The key perk of using $PSVersionTable is reliability – it shows the exact PowerShell engine version, unlike some other popular techniques that may be inconsistent.

Now that you can easily check the installed version, let‘s look at actually updating it on Windows Server…

Upgrading Your PowerShell Version Painlessly

When you‘re ready to upgrade PowerShell to gain access to the latest capabilities, there are a couple straightforward options:

Downloading Manually from Microsoft

Your first choice is to manually download the newest PowerShell version‘s installer package from the official Microsoft website.

They provide easy step-by-step directions tailored to your Windows machine‘s environment. Generally it just involves:

  1. Grabbing the latest PowerShell MSI installer
  2. Running the installer, following prompts
  3. Testing functionality in a new PS terminal

One huge benefit of using the Microsoft packages is that they allow installing major PowerShell versions side-by-side.

For example, you could have PowerShell 7.5, PowerShell 5.9 and PowerShell 3 all usable simultaneously, without any conflicts. This gives flexibility.

Upgrading Via PowerShellGet Install Script

An alternative approach is to use the PowerShellGet install script to grab and deploy the latest version automatically.

You‘d run:

Install-Script -Name Install-PowerShell -Force
Install-PowerShell.ps1 [-UseMSI]

This downloads and kicks off execution of Install-PowerShell.ps1 from GitHub, handling the end-to-end upgrade process through prompts.

The script also supports installing multiple side-by-side versions cleanly. And you can easily tweak target channels like Release, Preview or LTS with parameters.

Overall, PowerShellGet provides an OS-tailored upgrading experience with just couple lines!

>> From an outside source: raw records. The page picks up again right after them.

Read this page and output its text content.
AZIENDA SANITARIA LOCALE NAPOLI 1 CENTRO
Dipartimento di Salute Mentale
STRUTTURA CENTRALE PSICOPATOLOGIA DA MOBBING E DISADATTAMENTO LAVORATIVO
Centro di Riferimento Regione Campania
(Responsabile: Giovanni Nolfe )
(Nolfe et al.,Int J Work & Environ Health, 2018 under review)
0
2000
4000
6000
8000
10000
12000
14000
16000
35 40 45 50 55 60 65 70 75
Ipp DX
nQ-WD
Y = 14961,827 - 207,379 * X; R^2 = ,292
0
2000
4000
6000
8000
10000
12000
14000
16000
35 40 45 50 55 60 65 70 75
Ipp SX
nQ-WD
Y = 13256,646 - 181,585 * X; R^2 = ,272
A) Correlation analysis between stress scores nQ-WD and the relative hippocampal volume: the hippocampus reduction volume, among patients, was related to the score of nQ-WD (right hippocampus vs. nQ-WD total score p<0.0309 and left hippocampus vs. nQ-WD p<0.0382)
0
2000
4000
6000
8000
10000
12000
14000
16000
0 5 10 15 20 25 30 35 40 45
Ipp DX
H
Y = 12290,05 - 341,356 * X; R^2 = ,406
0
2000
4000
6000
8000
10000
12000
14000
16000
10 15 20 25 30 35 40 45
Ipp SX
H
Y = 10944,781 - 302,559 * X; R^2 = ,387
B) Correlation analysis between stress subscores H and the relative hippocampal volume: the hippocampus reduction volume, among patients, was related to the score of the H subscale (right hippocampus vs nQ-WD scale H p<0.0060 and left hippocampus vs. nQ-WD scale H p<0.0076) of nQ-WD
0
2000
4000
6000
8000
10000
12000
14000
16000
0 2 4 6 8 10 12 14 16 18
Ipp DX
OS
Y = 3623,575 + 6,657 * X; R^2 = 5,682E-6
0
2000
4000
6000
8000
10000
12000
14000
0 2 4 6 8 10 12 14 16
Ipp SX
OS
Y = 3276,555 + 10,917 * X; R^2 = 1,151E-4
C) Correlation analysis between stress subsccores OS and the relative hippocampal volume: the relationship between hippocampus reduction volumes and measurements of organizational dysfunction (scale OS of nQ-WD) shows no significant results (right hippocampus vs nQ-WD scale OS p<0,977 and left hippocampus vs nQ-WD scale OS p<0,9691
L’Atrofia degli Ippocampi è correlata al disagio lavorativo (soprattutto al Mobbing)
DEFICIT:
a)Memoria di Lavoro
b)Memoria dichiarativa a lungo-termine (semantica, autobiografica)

A Note About Compatibility Across Windows Editions

As a quick compatibility side note when upgrading PowerShell versions on older Windows editions:

Some legacy operating systems have restrictions…

Windows Version Highest PS Version Supported
Windows 7 SP1 5.1
Windows 8.1 5.1
Windows 10 Latest
Windows Server Latest

So for instance, trying to install PowerShell 7 or later inherently won‘t work properly on Windows 7.

Plan to upgrade the actual OS itself first in those cases. Up-to-date Windows 10 and Windows Server editions are aligned closely with recent PowerShell releases.

Closing Thoughts

Hopefully this guide has given both new PowerShell newcomers and savvy veterans a helpful 101-style primer related to checking installed PS versions and upgrading them smoothly on Windows systems.

Keeping your copy updated periodically is vital for continued stability, security and access to the rich new automation capabilities constantly being added across Microsoft‘s stacks.

PowerShell skills truly pay dividends across a IT career regardless of specialty – don‘t leave them stagnant!

Let us know if you have any other questions. And happy scripting!